This week, Tina has suggested that we Choose our own theme for the Lens-Artists Photo Challenge. In this, the season of goodwill, I thought this little story was rather apt.
I often wonder what my Great-Grandmother would have made of these portraits. She and my mother were very close, right up until her death just days before my mother got married in 1936. She shared many stories about her life and this is one that my mother passed on to me.
In 1873, when Alice was only 16 years old, she, her husband and two-month-old son boarded the Hibernian and set sail from England for a new life in Canada. From what I can make out from records that I obtained from Ancestry, they lived somewhere in the Cobourg area of Ontario.
I don’t know what conditions were like in Cobourg at that time but the family was probably only just making a living and, after three years, Alice was already expecting her second child. She recounted to my mother how one day a North American Indian came to their door with what she at first took to be a knife. I can only assume that she had good reason to be, as she recalled, terrified, but when she realized that it was only a spoon and that he had come in the hopes of obtaining some food, they readily shared their meal.

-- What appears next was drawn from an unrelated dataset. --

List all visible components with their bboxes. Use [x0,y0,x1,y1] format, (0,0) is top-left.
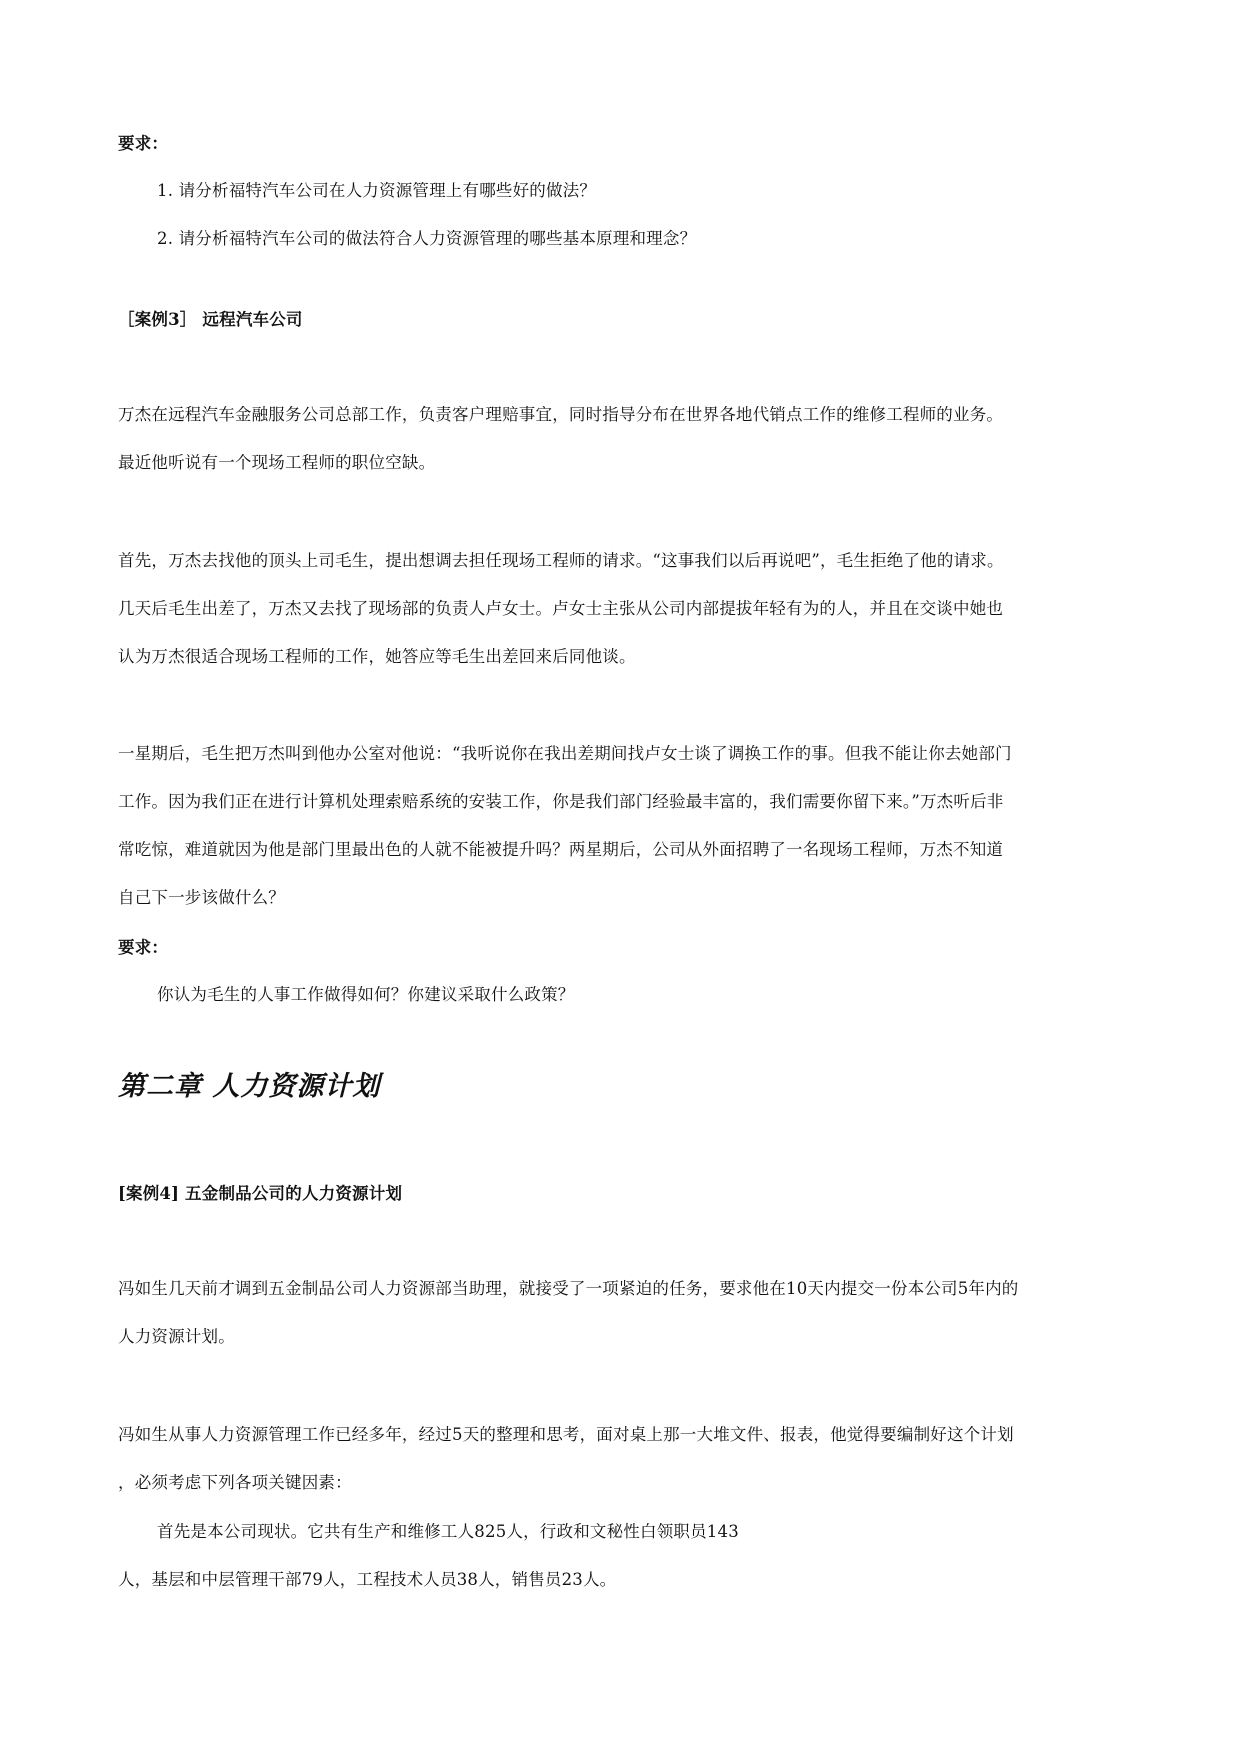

Being the family historian, that story has always intrigued me and for a long time I wanted to visit an American Indian Pow Wow just to get a sense of the traditions and customs. This year was our second opportunity to experience a Pow Wow and the gentleman in the last picture very kindly offered my daughter, granddaughter and myself shelter from the freezing rain under one of the organizers’ tents. We were very grateful and at that moment I felt like our family history had come full circle, with one good turn being repaid by another.
Wishing you all the blessings of the season.